001                    |       01               |     $123                |      State B (had transitioned)

001                    |       02                 |     $456               |     State A (had not transitioned)

002                    |       02               |     $789               |       State B (had transitioned)

...

Nicole-Smith

Load script like the following should do the trick (see the attached for it in action):

fact_sales:

LOAD * INLINE [

Customer_ID,Merchant_ID,Sales_Value

001,01,$123

001,02,$456

002,02,$789

];

dim_customer:

LOAD * INLINE [

Customer_ID,Registration_Date

001,01/04/2013

002,01/08/2013

];

dim_merchant:

LOAD * INLINE [

Merchant_ID,Transition_Date

01,01/02/2013

02,01/05/2013

];

LEFT JOIN (fact_sales)

LOAD Merchant_ID,

    Customer_ID,

    if(Lookup('Registration_Date','Customer_ID',Customer_ID,'dim_customer') <

    Lookup('Transition_Date','Merchant_ID',Merchant_ID,'dim_merchant'), 'State A', 'State B') as Merchant_Status_At_Customer_Reg

RESIDENT fact_sales;

Anonymous
Not applicable
Author

So, you want to bring both dates into the fact table, calculate the new field, and drop the dates from the fact?  Looks rather reasonable.  You can mark your own answer as "Correct" 

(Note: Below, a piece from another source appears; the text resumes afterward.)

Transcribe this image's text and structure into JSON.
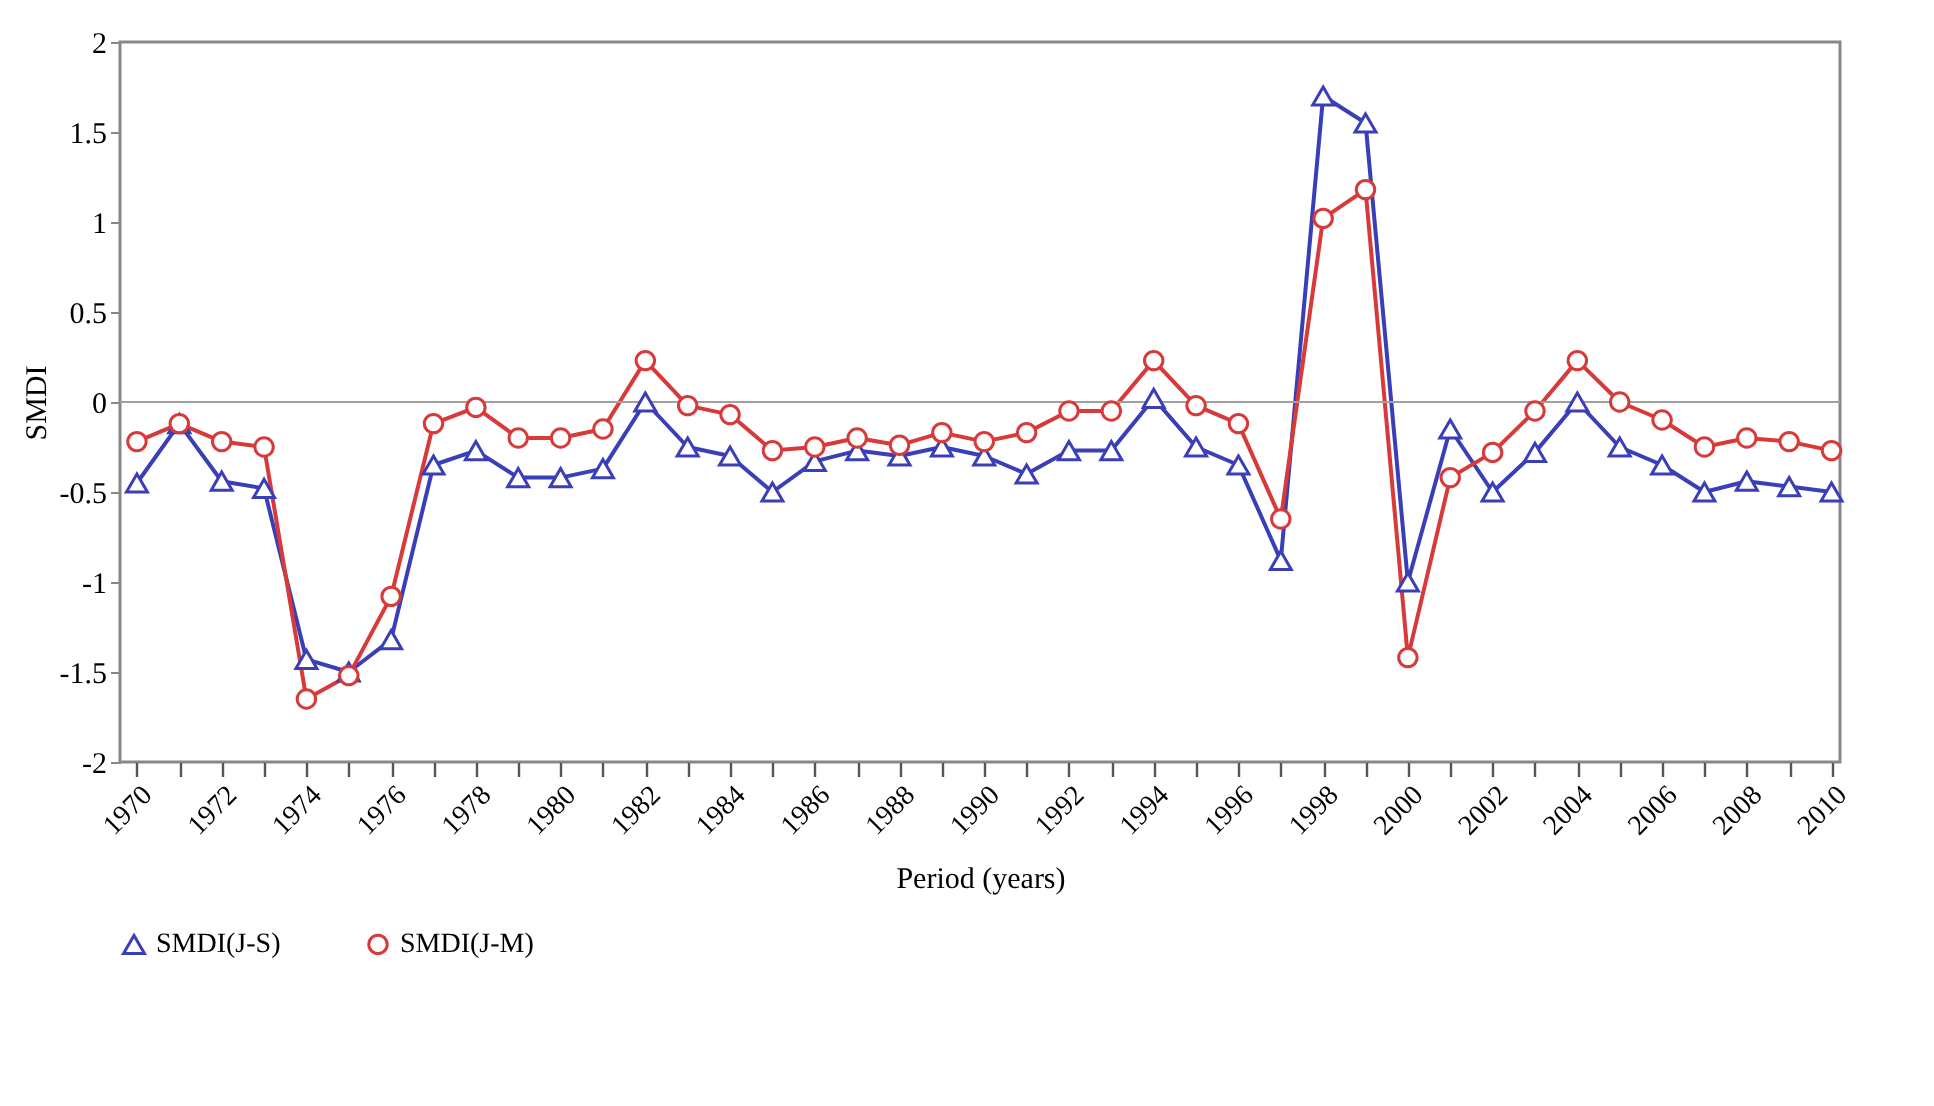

If you need a little help with syntax:

LEFT JOIN (fact_sales) LOAD DISTINCT

Customer_ID,

Registration_Date

RESIDENT dim_customer;

LEFT JOIN (fact_sales) LOAD DISTINCT

Mercant_ID,

Transition_Date

RESIDENT dim_merchant;

LEFT JOIN (fact_sales) LOAD DISTINCT

Customer_ID,

Mercant_ID,

if(Registration_Date < Transition_Date, 'State A', 'State B') as State

RESIDENT fact_sales;

DROP FIELDS Registration_Date, Transition_Date FROM fact_sales;

Regards,

Michael

Not applicable
Author

Yes was after the best syntax, those should both do it thanks.

It's a bit more cumbersome than SQL which would basically add one column, then update the new column with a join - without the need to bring in multiple columns and then drop. It's not much more though.